Chris Allen, Cognizant’s Head of Retail Banking Consulting in the UK and Ireland, Graham McConney, AI Advisor and Talha Ghafoor, Senior Director UK and Ireland, explore how financial institutions can leverage cutting-edge AI and data management solutions to tackle the motor finance remediation crisis efficiently while restoring trust and ensuring compliance with FCA deadlines.
The motor finance industry is in the midst of an unprecedented remediation crisis. Discretionary Commission Arrangements (DCAs), where brokers added undisclosed interest to loans in exchange for commissions, were declared unlawful by the Court of Appeal in October 2024.
The Financial Conduct Authority (FCA) has mandated that firms resolve all DCA-related complaints by December 2025. Mishandling these claims risks severe regulatory penalties, reputational damage, and operational strain. However, financial institutions now have access to technologies that can revolutionise remediation. By using AI-driven solutions, they can ensure compliance while transforming their operations to meet future regulatory challenges more effectively.
Financial institutions need a structured plan to handle the motor finance crisis efficiently. Cognizant recommends the following roadmap, which combines advanced data handling, AI tools, and streamlined operations.
1. Review of agreements
The first step is to gather and analyse historical agreements, many of which date back to 2007. This is a crucial yet challenging process, as much of this data is fragmented across legacy systems, paper archives, and unstructured formats like PDFs.
AI-driven solutions like Generative AI can automate extracting and validating key data points, including vehicle & driver details, loan values and interest rates. By consolidating this information, institutions can create a complete and accurate dataset, laying the groundwork for effective remediation.
2. Data asset creation
Once agreements are reviewed, the next step is to build a centralised "data asset". This repository integrates extracted data into a standardised format, allowing seamless workflows for redress calculations, customer communications, and compliance reporting.
AI enables this process to occur at scale, ensuring that even vast amounts of unstructured data can be organised efficiently. This consolidated view also helps institutions identify trends in their exposure, improving both prioritisation and decision-making.
3. Liability insights and redress calculations
With a robust data asset in place, financial institutions can leverage AI to calculate liabilities and determine redress amounts quickly and accurately. Unlike manual methods prone to inconsistencies, AI ensures transparency and compliance with FCA guidelines.
AI tools can also identify systemic patterns of overcharging, helping institutions to address broader issues while providing fair compensation to customers.

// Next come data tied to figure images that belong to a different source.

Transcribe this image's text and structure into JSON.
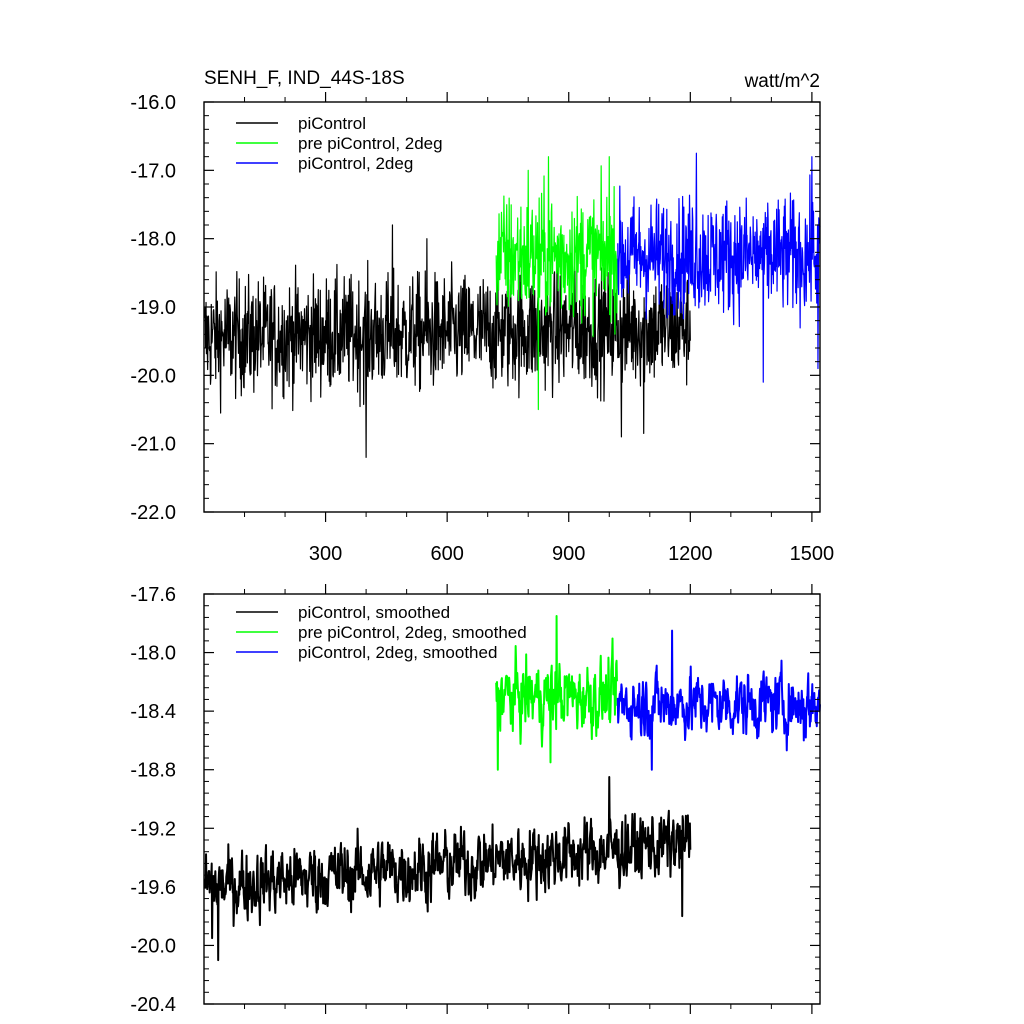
{
  "figure": {
    "title_left": "SENH_F, IND_44S-18S",
    "title_right": "watt/m^2"
  },
  "chart_data": [
    {
      "type": "line",
      "xlim": [
        0,
        1520
      ],
      "ylim": [
        -22.0,
        -16.0
      ],
      "xticks": [
        300,
        600,
        900,
        1200,
        1500
      ],
      "xtick_labels": [
        "300",
        "600",
        "900",
        "1200",
        "1500"
      ],
      "yticks": [
        -16.0,
        -17.0,
        -18.0,
        -19.0,
        -20.0,
        -21.0,
        -22.0
      ],
      "ytick_labels": [
        "-16.0",
        "-17.0",
        "-18.0",
        "-19.0",
        "-20.0",
        "-21.0",
        "-22.0"
      ],
      "grid": false,
      "legend_position": "top-left",
      "series": [
        {
          "name": "piControl",
          "color": "#000000",
          "x_range": [
            1,
            1200
          ],
          "mean": -19.45,
          "spread": 0.42,
          "mean_late": -19.3,
          "spikes": [
            [
              400,
              -21.2
            ],
            [
              1085,
              -20.85
            ],
            [
              1030,
              -20.9
            ],
            [
              465,
              -17.8
            ],
            [
              550,
              -18.0
            ]
          ]
        },
        {
          "name": "pre piControl, 2deg",
          "color": "#00ff00",
          "x_range": [
            721,
            1020
          ],
          "mean": -18.25,
          "spread": 0.45,
          "spikes": [
            [
              850,
              -16.8
            ],
            [
              1000,
              -16.8
            ],
            [
              825,
              -20.5
            ],
            [
              800,
              -17.0
            ]
          ]
        },
        {
          "name": "piControl, 2deg",
          "color": "#0000ff",
          "x_range": [
            1021,
            1520
          ],
          "mean": -18.25,
          "spread": 0.42,
          "spikes": [
            [
              1215,
              -16.75
            ],
            [
              1380,
              -20.1
            ],
            [
              1515,
              -19.9
            ],
            [
              1500,
              -16.8
            ]
          ]
        }
      ]
    },
    {
      "type": "line",
      "xlim": [
        0,
        1520
      ],
      "ylim": [
        -20.4,
        -17.6
      ],
      "yticks": [
        -17.6,
        -18.0,
        -18.4,
        -18.8,
        -19.2,
        -19.6,
        -20.0,
        -20.4
      ],
      "ytick_labels": [
        "-17.6",
        "-18.0",
        "-18.4",
        "-18.8",
        "-19.2",
        "-19.6",
        "-20.0",
        "-20.4"
      ],
      "grid": false,
      "legend_position": "top-left",
      "series": [
        {
          "name": "piControl, smoothed",
          "color": "#000000",
          "x_range": [
            1,
            1200
          ],
          "mean_start": -19.6,
          "mean_end": -19.3,
          "spread": 0.12,
          "spikes": [
            [
              35,
              -20.1
            ],
            [
              20,
              -19.95
            ],
            [
              1000,
              -18.85
            ],
            [
              1180,
              -19.8
            ]
          ]
        },
        {
          "name": "pre piControl, 2deg, smoothed",
          "color": "#00ff00",
          "x_range": [
            721,
            1020
          ],
          "mean": -18.3,
          "spread": 0.12,
          "spikes": [
            [
              725,
              -18.8
            ],
            [
              870,
              -17.75
            ],
            [
              855,
              -18.75
            ]
          ]
        },
        {
          "name": "piControl, 2deg, smoothed",
          "color": "#0000ff",
          "x_range": [
            1021,
            1520
          ],
          "mean": -18.35,
          "spread": 0.11,
          "spikes": [
            [
              1155,
              -17.85
            ],
            [
              1105,
              -18.8
            ],
            [
              1480,
              -18.6
            ]
          ]
        }
      ]
    }
  ]
}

By automating these calculations, banks can drastically reduce processing times and minimise the risk of errors.
4. Multi-channel email and voice call management
Effective communication is essential to restoring trust. AI-powered platforms can streamline interactions across email, phone calls, web portals, and apps, ensuring consistent messaging tailored to individual customers.
For instance, AI can analyse voice calls for sentiment and intent, helping institutions prioritise urgent cases. At the same time, automated email responses can provide timely updates, reducing frustration and improving customer satisfaction.

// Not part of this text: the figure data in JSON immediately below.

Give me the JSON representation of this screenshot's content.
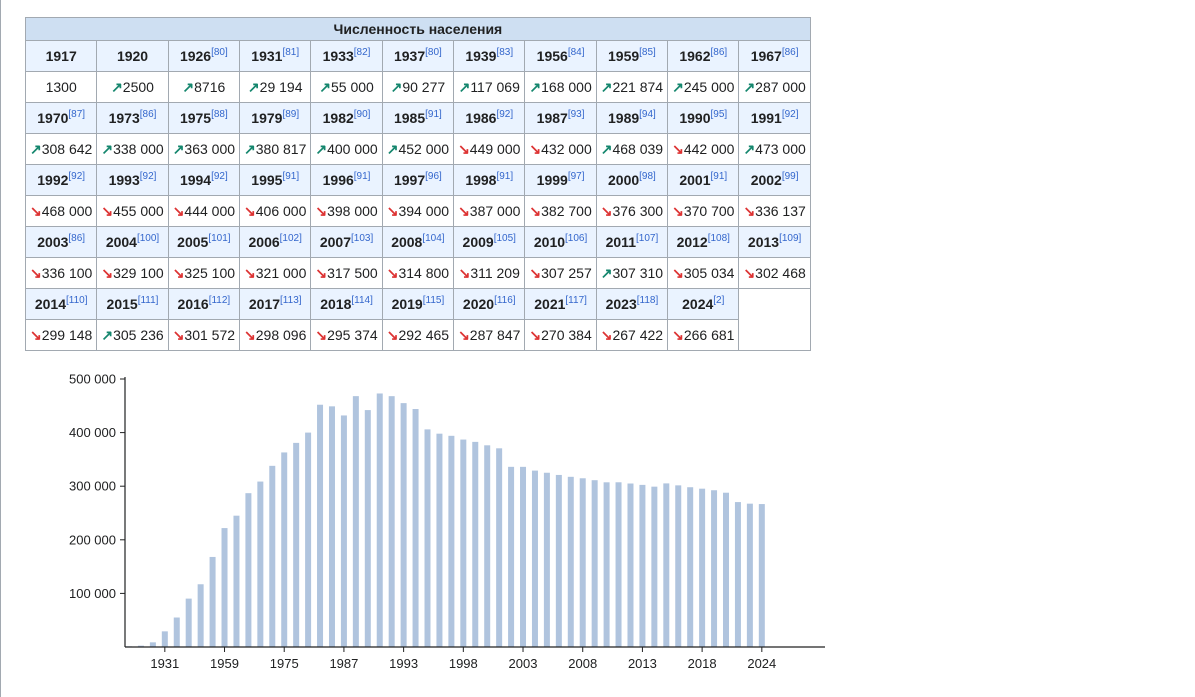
{
  "table": {
    "caption": "Численность населения",
    "cols": 11,
    "rows": [
      [
        {
          "y": "1917",
          "r": ""
        },
        {
          "y": "1920",
          "r": ""
        },
        {
          "y": "1926",
          "r": "[80]"
        },
        {
          "y": "1931",
          "r": "[81]"
        },
        {
          "y": "1933",
          "r": "[82]"
        },
        {
          "y": "1937",
          "r": "[80]"
        },
        {
          "y": "1939",
          "r": "[83]"
        },
        {
          "y": "1956",
          "r": "[84]"
        },
        {
          "y": "1959",
          "r": "[85]"
        },
        {
          "y": "1962",
          "r": "[86]"
        },
        {
          "y": "1967",
          "r": "[86]"
        }
      ],
      [
        {
          "y": "1970",
          "r": "[87]"
        },
        {
          "y": "1973",
          "r": "[86]"
        },
        {
          "y": "1975",
          "r": "[88]"
        },
        {
          "y": "1979",
          "r": "[89]"
        },
        {
          "y": "1982",
          "r": "[90]"
        },
        {
          "y": "1985",
          "r": "[91]"
        },
        {
          "y": "1986",
          "r": "[92]"
        },
        {
          "y": "1987",
          "r": "[93]"
        },
        {
          "y": "1989",
          "r": "[94]"
        },
        {
          "y": "1990",
          "r": "[95]"
        },
        {
          "y": "1991",
          "r": "[92]"
        }
      ],
      [
        {
          "y": "1992",
          "r": "[92]"
        },
        {
          "y": "1993",
          "r": "[92]"
        },
        {
          "y": "1994",
          "r": "[92]"
        },
        {
          "y": "1995",
          "r": "[91]"
        },
        {
          "y": "1996",
          "r": "[91]"
        },
        {
          "y": "1997",
          "r": "[96]"
        },
        {
          "y": "1998",
          "r": "[91]"
        },
        {
          "y": "1999",
          "r": "[97]"
        },
        {
          "y": "2000",
          "r": "[98]"
        },
        {
          "y": "2001",
          "r": "[91]"
        },
        {
          "y": "2002",
          "r": "[99]"
        }
      ],
      [
        {
          "y": "2003",
          "r": "[86]"
        },
        {
          "y": "2004",
          "r": "[100]"
        },
        {
          "y": "2005",
          "r": "[101]"
        },
        {
          "y": "2006",
          "r": "[102]"
        },
        {
          "y": "2007",
          "r": "[103]"
        },
        {
          "y": "2008",
          "r": "[104]"
        },
        {
          "y": "2009",
          "r": "[105]"
        },
        {
          "y": "2010",
          "r": "[106]"
        },
        {
          "y": "2011",
          "r": "[107]"
        },
        {
          "y": "2012",
          "r": "[108]"
        },
        {
          "y": "2013",
          "r": "[109]"
        }
      ],
      [
        {
          "y": "2014",
          "r": "[110]"
        },
        {
          "y": "2015",
          "r": "[111]"
        },
        {
          "y": "2016",
          "r": "[112]"
        },
        {
          "y": "2017",
          "r": "[113]"
        },
        {
          "y": "2018",
          "r": "[114]"
        },
        {
          "y": "2019",
          "r": "[115]"
        },
        {
          "y": "2020",
          "r": "[116]"
        },
        {
          "y": "2021",
          "r": "[117]"
        },
        {
          "y": "2023",
          "r": "[118]"
        },
        {
          "y": "2024",
          "r": "[2]"
        }
      ]
    ],
    "values": [
      [
        {
          "v": "1300",
          "t": ""
        },
        {
          "v": "2500",
          "t": "up"
        },
        {
          "v": "8716",
          "t": "up"
        },
        {
          "v": "29 194",
          "t": "up"
        },
        {
          "v": "55 000",
          "t": "up"
        },
        {
          "v": "90 277",
          "t": "up"
        },
        {
          "v": "117 069",
          "t": "up"
        },
        {
          "v": "168 000",
          "t": "up"
        },
        {
          "v": "221 874",
          "t": "up"
        },
        {
          "v": "245 000",
          "t": "up"
        },
        {
          "v": "287 000",
          "t": "up"
        }
      ],
      [
        {
          "v": "308 642",
          "t": "up"
        },
        {
          "v": "338 000",
          "t": "up"
        },
        {
          "v": "363 000",
          "t": "up"
        },
        {
          "v": "380 817",
          "t": "up"
        },
        {
          "v": "400 000",
          "t": "up"
        },
        {
          "v": "452 000",
          "t": "up"
        },
        {
          "v": "449 000",
          "t": "down"
        },
        {
          "v": "432 000",
          "t": "down"
        },
        {
          "v": "468 039",
          "t": "up"
        },
        {
          "v": "442 000",
          "t": "down"
        },
        {
          "v": "473 000",
          "t": "up"
        }
      ],
      [
        {
          "v": "468 000",
          "t": "down"
        },
        {
          "v": "455 000",
          "t": "down"
        },
        {
          "v": "444 000",
          "t": "down"
        },
        {
          "v": "406 000",
          "t": "down"
        },
        {
          "v": "398 000",
          "t": "down"
        },
        {
          "v": "394 000",
          "t": "down"
        },
        {
          "v": "387 000",
          "t": "down"
        },
        {
          "v": "382 700",
          "t": "down"
        },
        {
          "v": "376 300",
          "t": "down"
        },
        {
          "v": "370 700",
          "t": "down"
        },
        {
          "v": "336 137",
          "t": "down"
        }
      ],
      [
        {
          "v": "336 100",
          "t": "down"
        },
        {
          "v": "329 100",
          "t": "down"
        },
        {
          "v": "325 100",
          "t": "down"
        },
        {
          "v": "321 000",
          "t": "down"
        },
        {
          "v": "317 500",
          "t": "down"
        },
        {
          "v": "314 800",
          "t": "down"
        },
        {
          "v": "311 209",
          "t": "down"
        },
        {
          "v": "307 257",
          "t": "down"
        },
        {
          "v": "307 310",
          "t": "up"
        },
        {
          "v": "305 034",
          "t": "down"
        },
        {
          "v": "302 468",
          "t": "down"
        }
      ],
      [
        {
          "v": "299 148",
          "t": "down"
        },
        {
          "v": "305 236",
          "t": "up"
        },
        {
          "v": "301 572",
          "t": "down"
        },
        {
          "v": "298 096",
          "t": "down"
        },
        {
          "v": "295 374",
          "t": "down"
        },
        {
          "v": "292 465",
          "t": "down"
        },
        {
          "v": "287 847",
          "t": "down"
        },
        {
          "v": "270 384",
          "t": "down"
        },
        {
          "v": "267 422",
          "t": "down"
        },
        {
          "v": "266 681",
          "t": "down"
        }
      ]
    ],
    "arrows": {
      "up": "↗",
      "down": "↘"
    },
    "colors": {
      "up": "#14866d",
      "down": "#dd3333",
      "header": "#cedff2",
      "year_cell": "#eaf3ff"
    }
  },
  "chart_data": {
    "type": "bar",
    "title": "",
    "xlabel": "",
    "ylabel": "",
    "ylim": [
      0,
      500000
    ],
    "yticks": [
      100000,
      200000,
      300000,
      400000,
      500000
    ],
    "ytick_labels": [
      "100 000",
      "200 000",
      "300 000",
      "400 000",
      "500 000"
    ],
    "xtick_labels": [
      "1931",
      "1959",
      "1975",
      "1987",
      "1993",
      "1998",
      "2003",
      "2008",
      "2013",
      "2018",
      "2024"
    ],
    "bar_color": "#b0c4de",
    "categories": [
      "1917",
      "1920",
      "1926",
      "1931",
      "1933",
      "1937",
      "1939",
      "1956",
      "1959",
      "1962",
      "1967",
      "1970",
      "1973",
      "1975",
      "1979",
      "1982",
      "1985",
      "1986",
      "1987",
      "1989",
      "1990",
      "1991",
      "1992",
      "1993",
      "1994",
      "1995",
      "1996",
      "1997",
      "1998",
      "1999",
      "2000",
      "2001",
      "2002",
      "2003",
      "2004",
      "2005",
      "2006",
      "2007",
      "2008",
      "2009",
      "2010",
      "2011",
      "2012",
      "2013",
      "2014",
      "2015",
      "2016",
      "2017",
      "2018",
      "2019",
      "2020",
      "2021",
      "2023",
      "2024"
    ],
    "values": [
      1300,
      2500,
      8716,
      29194,
      55000,
      90277,
      117069,
      168000,
      221874,
      245000,
      287000,
      308642,
      338000,
      363000,
      380817,
      400000,
      452000,
      449000,
      432000,
      468039,
      442000,
      473000,
      468000,
      455000,
      444000,
      406000,
      398000,
      394000,
      387000,
      382700,
      376300,
      370700,
      336137,
      336100,
      329100,
      325100,
      321000,
      317500,
      314800,
      311209,
      307257,
      307310,
      305034,
      302468,
      299148,
      305236,
      301572,
      298096,
      295374,
      292465,
      287847,
      270384,
      267422,
      266681
    ]
  }
}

5. Full inbound management
It is vital to manage the influx of complaints. AI systems can triage and categorise claims, directing them to the appropriate workflows based on complexity and urgency. This ensures that high-priority cases are handled promptly while routine tasks are resolved efficiently.

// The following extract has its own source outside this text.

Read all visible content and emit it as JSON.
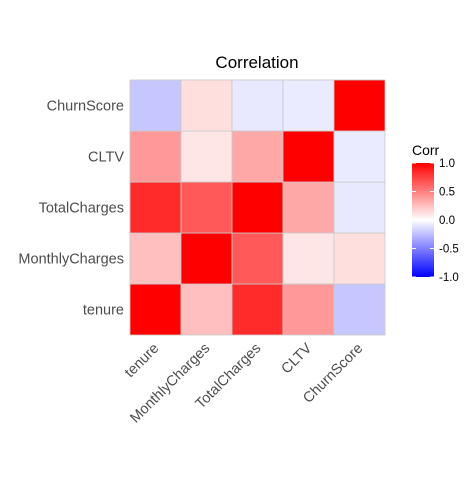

By automating these processes, institutions can handle fluctuating complaint volumes without hiring large temporary workforces, reducing costs and operational strain.
6. Operational visibility and statutory reporting
Transparency is a cornerstone of FCA compliance. Modern remediation systems provide real-time visibility into the status of every claim, creating a detailed audit trail.
This operational insight also supports statutory reporting, enabling institutions to meet regulatory requirements while reducing the administrative burden on teams.
7. Achieving operational excellence
The final step is embedding scalability and resilience into remediation operations. By combining AI with human oversight, institutions can handle complex cases while automating routine tasks. This hybrid model ensures both speed and accuracy, enabling institutions to meet deadlines and exceed customer expectations.